View on GitHub

ght2dm

ght2dm is a CLI tool for importing GHTorrent data into DevMine database.

Important notice: This is a specific tool for a specific need. It is not meant to be generic or used to serve any other purpose than filling DevMine database with GHTorrent dumps.

Installation

go get -u github.com/DevMine/ght2dm

Usage

IMPORTANT: Make sure to run the script db/create_tmp_table.sql before running ght2dm. The latter assumes that this table is created and empty. Make also sure to run the script db/insert_from_tmp_tables.sql after the execution of ght2dm.

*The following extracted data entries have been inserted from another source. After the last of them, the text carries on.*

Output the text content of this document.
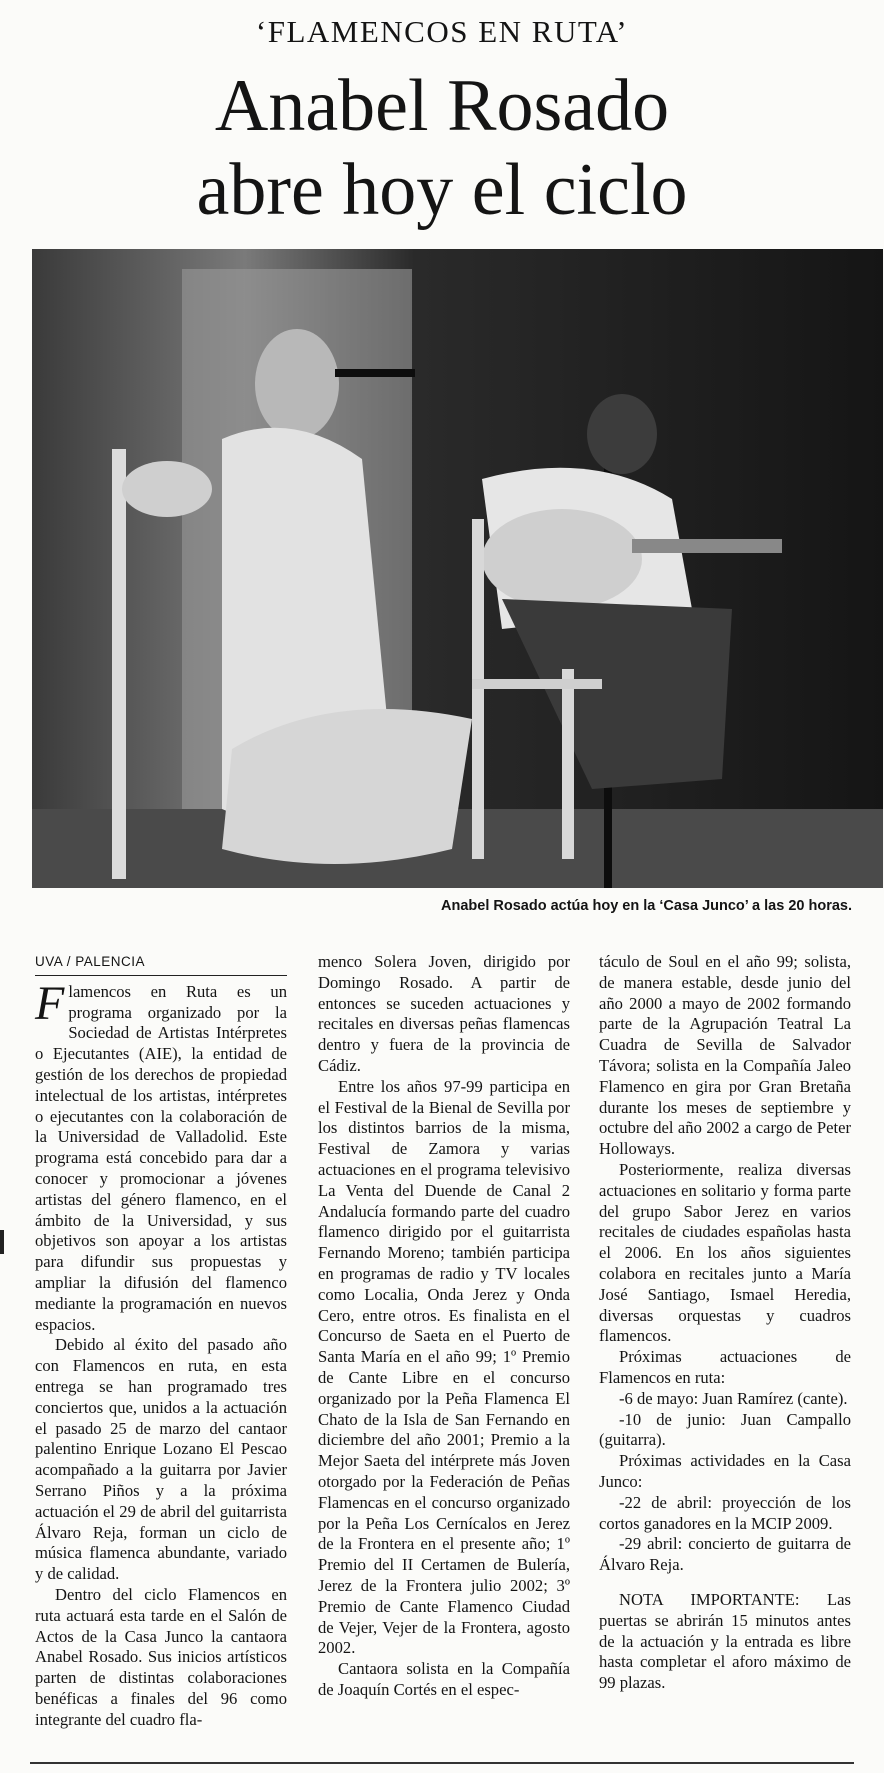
‘FLAMENCOS EN RUTA’
Anabel Rosado
abre hoy el ciclo
Anabel Rosado actúa hoy en la ‘Casa Junco’ a las 20 horas.
UVA / PALENCIA

Flamencos en Ruta es un programa organizado por la Sociedad de Artistas Intérpretes o Ejecutantes (AIE), la entidad de gestión de los derechos de propiedad intelectual de los artistas, intérpretes o ejecutantes con la colaboración de la Universidad de Valladolid. Este programa está concebido para dar a conocer y promocionar a jóvenes artistas del género flamenco, en el ámbito de la Universidad, y sus objetivos son apoyar a los artistas para difundir sus propuestas y ampliar la difusión del flamenco mediante la programación en nuevos espacios.

Debido al éxito del pasado año con Flamencos en ruta, en esta entrega se han programado tres conciertos que, unidos a la actuación el pasado 25 de marzo del cantaor palentino Enrique Lozano El Pescao acompañado a la guitarra por Javier Serrano Piños y a la próxima actuación el 29 de abril del guitarrista Álvaro Reja, forman un ciclo de música flamenca abundante, variado y de calidad.

Dentro del ciclo Flamencos en ruta actuará esta tarde en el Salón de Actos de la Casa Junco la cantaora Anabel Rosado. Sus inicios artísticos parten de distintas colaboraciones benéficas a finales del 96 como integrante del cuadro fla-

menco Solera Joven, dirigido por Domingo Rosado. A partir de entonces se suceden actuaciones y recitales en diversas peñas flamencas dentro y fuera de la provincia de Cádiz.

Entre los años 97-99 participa en el Festival de la Bienal de Sevilla por los distintos barrios de la misma, Festival de Zamora y varias actuaciones en el programa televisivo La Venta del Duende de Canal 2 Andalucía formando parte del cuadro flamenco dirigido por el guitarrista Fernando Moreno; también participa en programas de radio y TV locales como Localia, Onda Jerez y Onda Cero, entre otros. Es finalista en el Concurso de Saeta en el Puerto de Santa María en el año 99; 1º Premio de Cante Libre en el concurso organizado por la Peña Flamenca El Chato de la Isla de San Fernando en diciembre del año 2001; Premio a la Mejor Saeta del intérprete más Joven otorgado por la Federación de Peñas Flamencas en el concurso organizado por la Peña Los Cernícalos en Jerez de la Frontera en el presente año; 1º Premio del II Certamen de Bulería, Jerez de la Frontera julio 2002; 3º Premio de Cante Flamenco Ciudad de Vejer, Vejer de la Frontera, agosto 2002.

Cantaora solista en la Compañía de Joaquín Cortés en el espec-

táculo de Soul en el año 99; solista, de manera estable, desde junio del año 2000 a mayo de 2002 formando parte de la Agrupación Teatral La Cuadra de Sevilla de Salvador Távora; solista en la Compañía Jaleo Flamenco en gira por Gran Bretaña durante los meses de septiembre y octubre del año 2002 a cargo de Peter Holloways.

Posteriormente, realiza diversas actuaciones en solitario y forma parte del grupo Sabor Jerez en varios recitales de ciudades españolas hasta el 2006. En los años siguientes colabora en recitales junto a María José Santiago, Ismael Heredia, diversas orquestas y cuadros flamencos.

Próximas actuaciones de Flamencos en ruta:

-6 de mayo: Juan Ramírez (cante).

-10 de junio: Juan Campallo (guitarra).

Próximas actividades en la Casa Junco:

-22 de abril: proyección de los cortos ganadores en la MCIP 2009.

-29 abril: concierto de guitarra de Álvaro Reja.

NOTA IMPORTANTE: Las puertas se abrirán 15 minutos antes de la actuación y la entrada es libre hasta completar el aforo máximo de 99 plazas.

Note that these two scripts are only useful when importing repositories.

ght2dm usage is pretty simple: it only requires to pass a configuration file as argument:

ght2dm ght2dm.conf

Here is a configuration file example:

{
    "ghtorrent_folders": [
        "/path/to/bson/users",
        "/path/to/bson/org_members",
        "/path/to/bson/repos",
        "/path/to/bson/repo_collaborators"
    ],
    "devmine_database": {
        "host": "localhost",
        "port": 5432,
        "user": "postgres",
        "password": "postgres",
        "database": "devmine",
        "ssl_mode": "disable"
    }
}

The bson files must be organized as follow:

.
├── org_members
│   └── 2012-09-29.bson
├── repo_collaborators
│   └── 2012-09-29.bson
├── repos
│   └── 2012-09-29.bson
└── users
    └── 2012-09-29.bson

Where each folder must have the name of the corresponding GHTorrent entity. The currently supported entities are:

Each bson dump must be named according to its creation date and using the format yyyy-mm-dd. Files that does not respect this convention are skipped.